MONTH TWO: Settling in

  1. Attend a training class as a family. The PetCo and the PetsMart in town offer training classes, but there’s also an independent dog training studio nearby that sounds very promising.
  2. Work steadily and consistently on leash manners, if needed.
  3. Practice basic commands together: Sit, down, stay, heel, wait.
  4. Make introductions to as many types of people as possible. Aim to have these interactions be incredibly positive.
  5. Begin walking in bigger, busier areas, like the downtown mall and other parks.
  6. First bath. Also train for exposure to grooming, nail clipping, etc.
  7. Target problem areas identified in Month 1.

MONTH THREE: Working hard

  1. Practice car ride manners.
  2. Work consistently on basic commands, adding a few others to the repertoire.
  3. Once I feel comfortable with his or her mannerisms toward people, spend some time with calm, trustworthy children.
  4. Go hiking!
  5. Keep working to eliminate any problem areas.
  6. Have some play-dates with other neighborhood dogs.
  7. Begin training for a reliable recall.

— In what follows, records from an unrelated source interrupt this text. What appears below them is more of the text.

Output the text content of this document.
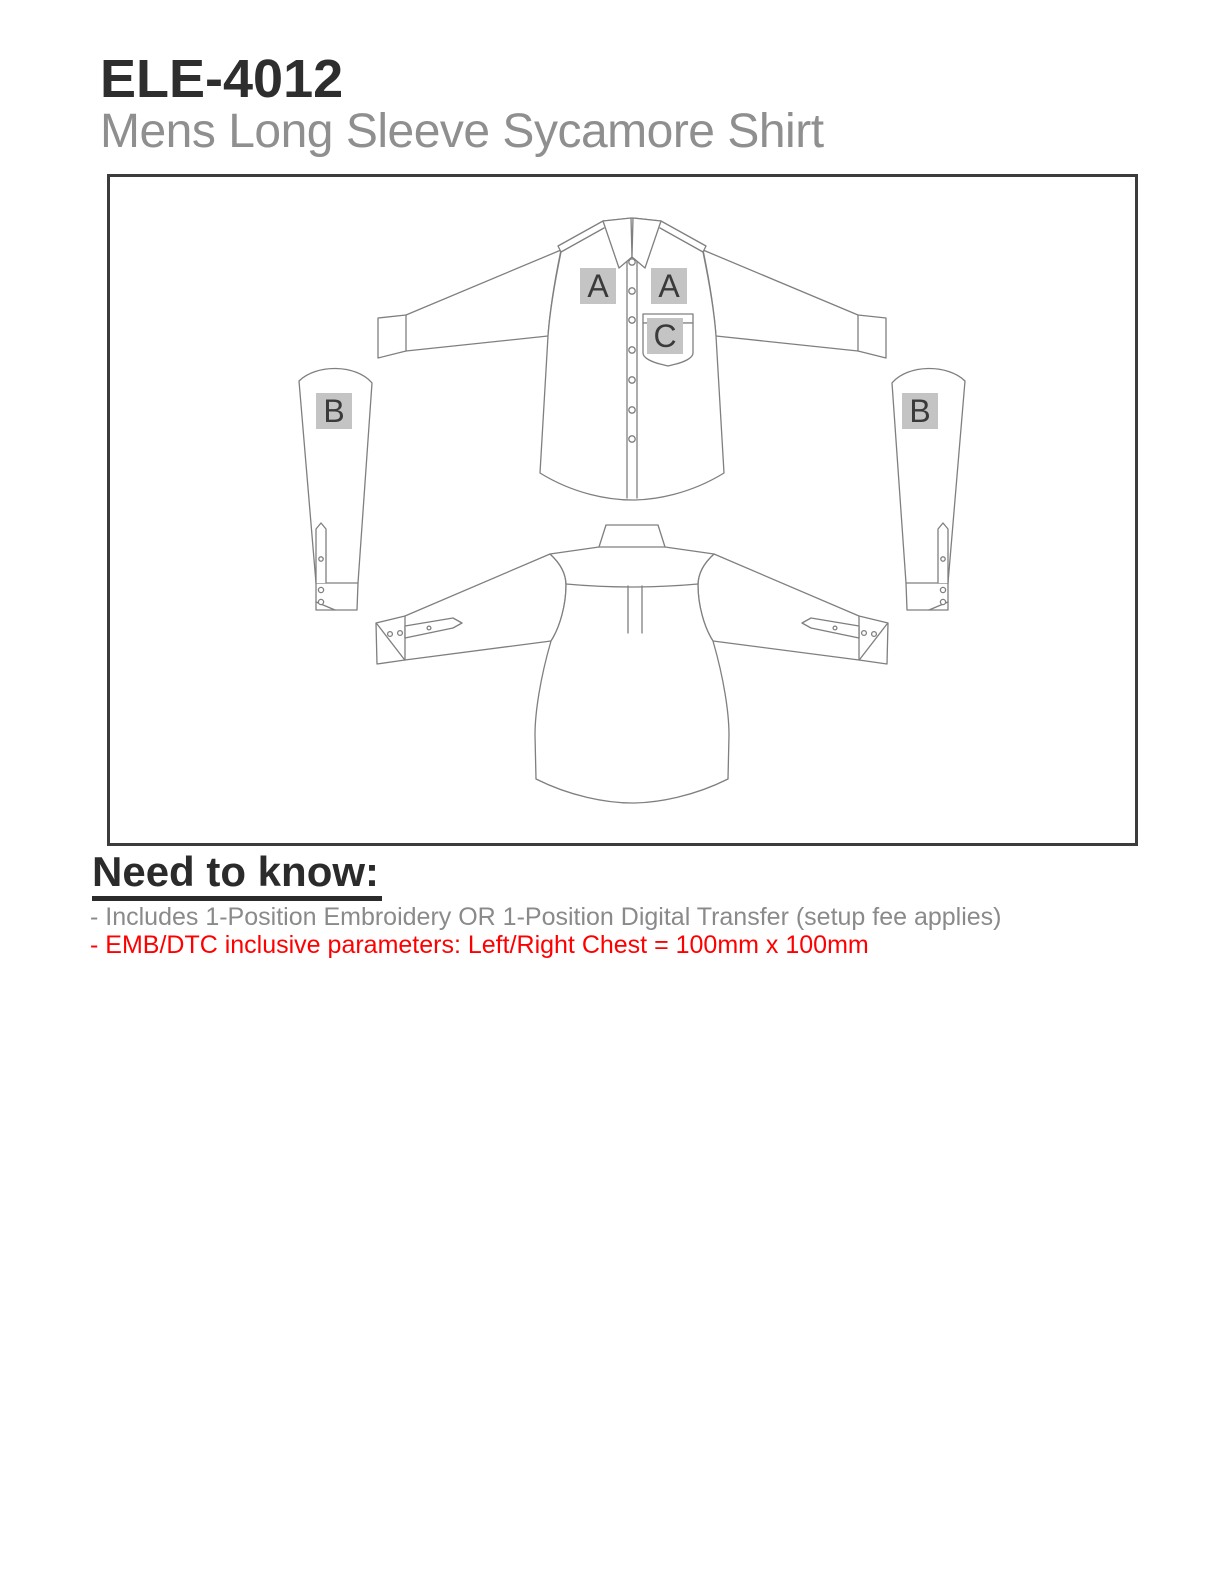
ELE-4012
Mens Long Sleeve Sycamore Shirt
A A
C
B	B
Need to know:

- Includes 1-Position Embroidery OR 1-Position Digital Transfer (setup fee applies)

- EMB/DTC inclusive parameters: Left/Right Chest = 100mm x 100mm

MONTH FOUR: Adventuring out

  1. First family hiking excursion!
  2. Keep honing basic commands until they’re solid.
  3. Take some runs together.
  4. Try swimming (in a river or creek?) for the first time.
  5. Work consistently on recall abilities; test with a long line in a field.
  6. Add to trick repertoire.
  7. Practice working with a Frisbee.

I’m sure I’ll look back at this and laugh at all that I thought I could achieve. But it’s a start! Any thing you would add? Do you think I’m being too ambitious? Or do you think there are important goals that I’ve neglected? Do share! As always, I’m eager to learn from you.

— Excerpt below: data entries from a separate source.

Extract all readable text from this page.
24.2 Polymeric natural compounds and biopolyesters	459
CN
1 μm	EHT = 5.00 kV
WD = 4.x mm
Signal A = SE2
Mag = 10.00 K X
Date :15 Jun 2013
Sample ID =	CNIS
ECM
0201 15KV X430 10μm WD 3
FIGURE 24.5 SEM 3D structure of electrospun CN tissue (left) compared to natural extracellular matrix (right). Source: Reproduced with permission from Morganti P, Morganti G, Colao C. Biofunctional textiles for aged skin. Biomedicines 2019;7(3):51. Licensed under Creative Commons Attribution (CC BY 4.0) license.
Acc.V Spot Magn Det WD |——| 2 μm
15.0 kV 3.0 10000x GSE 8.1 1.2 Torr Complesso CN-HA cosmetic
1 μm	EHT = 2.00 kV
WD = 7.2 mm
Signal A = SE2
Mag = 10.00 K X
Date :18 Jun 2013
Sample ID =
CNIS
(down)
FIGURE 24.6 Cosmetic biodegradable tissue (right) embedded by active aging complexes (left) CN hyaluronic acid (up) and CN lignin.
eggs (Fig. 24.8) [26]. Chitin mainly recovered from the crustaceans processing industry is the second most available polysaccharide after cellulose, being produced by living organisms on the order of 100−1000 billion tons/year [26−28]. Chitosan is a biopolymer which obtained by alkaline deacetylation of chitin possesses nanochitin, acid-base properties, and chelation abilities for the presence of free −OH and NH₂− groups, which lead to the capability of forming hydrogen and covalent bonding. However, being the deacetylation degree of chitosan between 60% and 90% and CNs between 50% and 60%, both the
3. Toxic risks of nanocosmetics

Review: The Power of Positive Dog Training

The Power of Positive Dog Training, by Pat Miller

This was the first dog book I picked up in my year-long quest to learn about dogs and I am so glad it was.

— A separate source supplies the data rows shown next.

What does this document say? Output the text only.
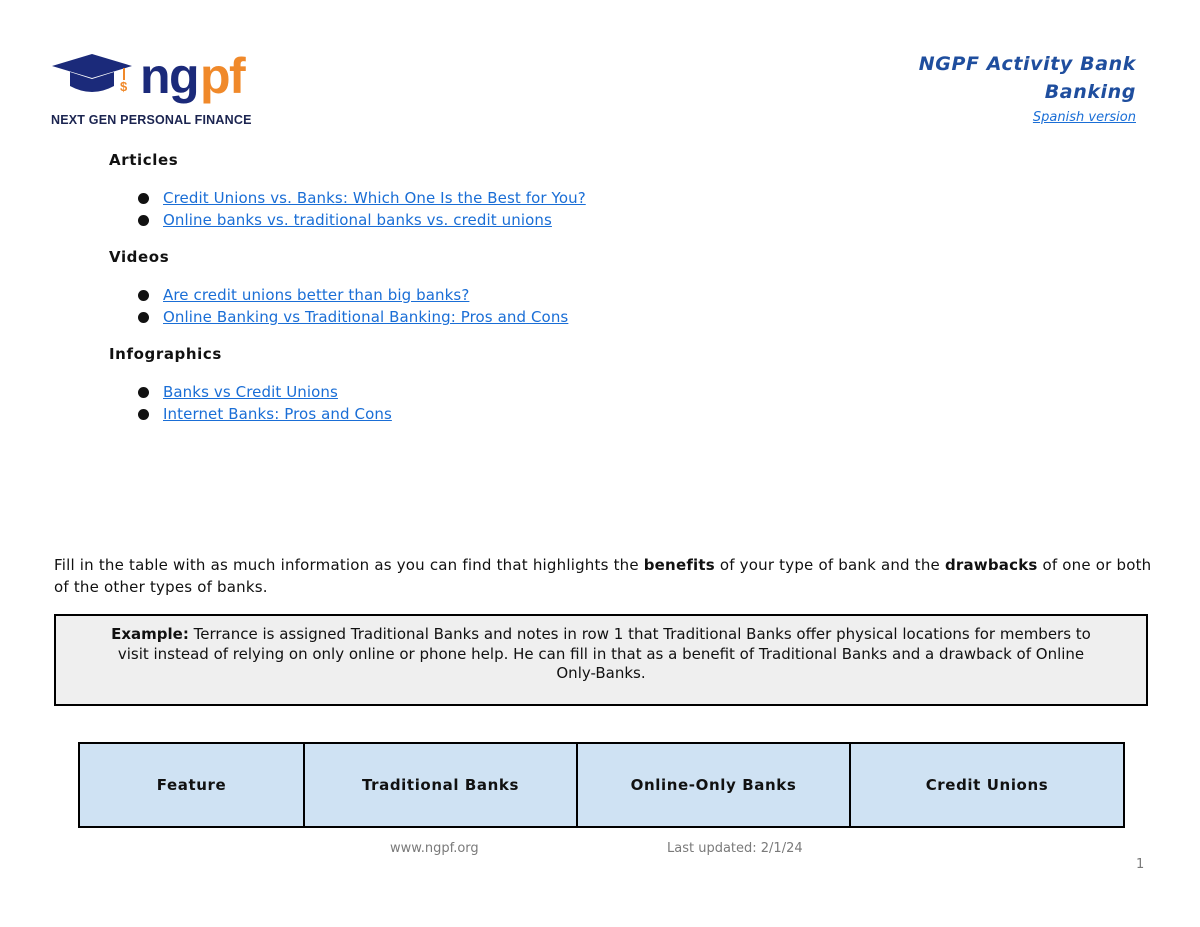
$ ng pf
NEXT GEN PERSONAL FINANCE
NGPF Activity Bank
Banking
Spanish version
Articles
Credit Unions vs. Banks: Which One Is the Best for You?
Online banks vs. traditional banks vs. credit unions
Videos
Are credit unions better than big banks?
Online Banking vs Traditional Banking: Pros and Cons
Infographics
Banks vs Credit Unions
Internet Banks: Pros and Cons
Fill in the table with as much information as you can find that highlights the benefits of your type of bank and the drawbacks of one or both of the other types of banks.
Example: Terrance is assigned Traditional Banks and notes in row 1 that Traditional Banks offer physical locations for members to visit instead of relying on only online or phone help. He can fill in that as a benefit of Traditional Banks and a drawback of Online Only-Banks.
Feature	Traditional Banks	Online-Only Banks	Credit Unions
www.ngpf.org	Last updated: 2/1/24
1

After doing some preliminary online research on dog training, Pat Miller’s now classic treatise of positive reinforcement training kept getting a lot of buzz. Thankfully, my local library had a copy and I picked it up soon after reading yet another rave review of the book.

Miller’s basic mantra is that all animals repeat behaviors that are rewarded and avoid behaviors that are not. Punishment rarely achieves desired objectives when it comes to training an animal. Dogs seek to repeat behaviors that are positively reinforced. Quite simply, this is the entire belief system behind Miller’s training paradigm. Capture the behavior you want and then reward it. Attach a verbal cue after a few repetitions and Sparky is throwing sits at you right and left.

Even though I don’t yet have a dog of my own, I’ve spent a lot of time with dogs and trained my childhood Australian Shepherd from scratch back when I was a kid. I wish I’d had this book with me then! And I wish I had been more confident to confront my parents about their punishment/dominance-oriented methods of behavior control. Dogs don’t learn like humans. They don’t readily associate punishment with past behavior. This is why Miller stresses, again and again, the need to turn every desired behavior into an opportunity for positive reinforcement.

I took tons of notes while I was reading this book. I’m planning on putting Miller’s weekly training regimens into practice once we get our dog. She provides step-by-step instructions for teaching your dog each behavior and consistently provides advice for the dogs who aren’t perfectly mirroring these behaviors. I want to give a copy of this book to everyone in my life who has a dog or who is thinking about a dog.

One of the primary reasons I loved this book is that Miller has practical and scientific justification for her methods. Her techniques work and she explains why they do. Even though I like watching “The Dog Whisperer,” Cesar Millan isn’t very helpful to your average dog owner. He’s able to calm that psychotic Rottweiler with his “calm, assertive energy,” but what does that really mean for you on a daily basis? Miller is anything but esoteric. She gives you concrete, definite explanations for her methods, which in turn gives her readers a hearty dose of confidence.

My parents are talking about getting a dog once all of my siblings are out of the house. When the time comes, I’ll be mailing them a copy of this book!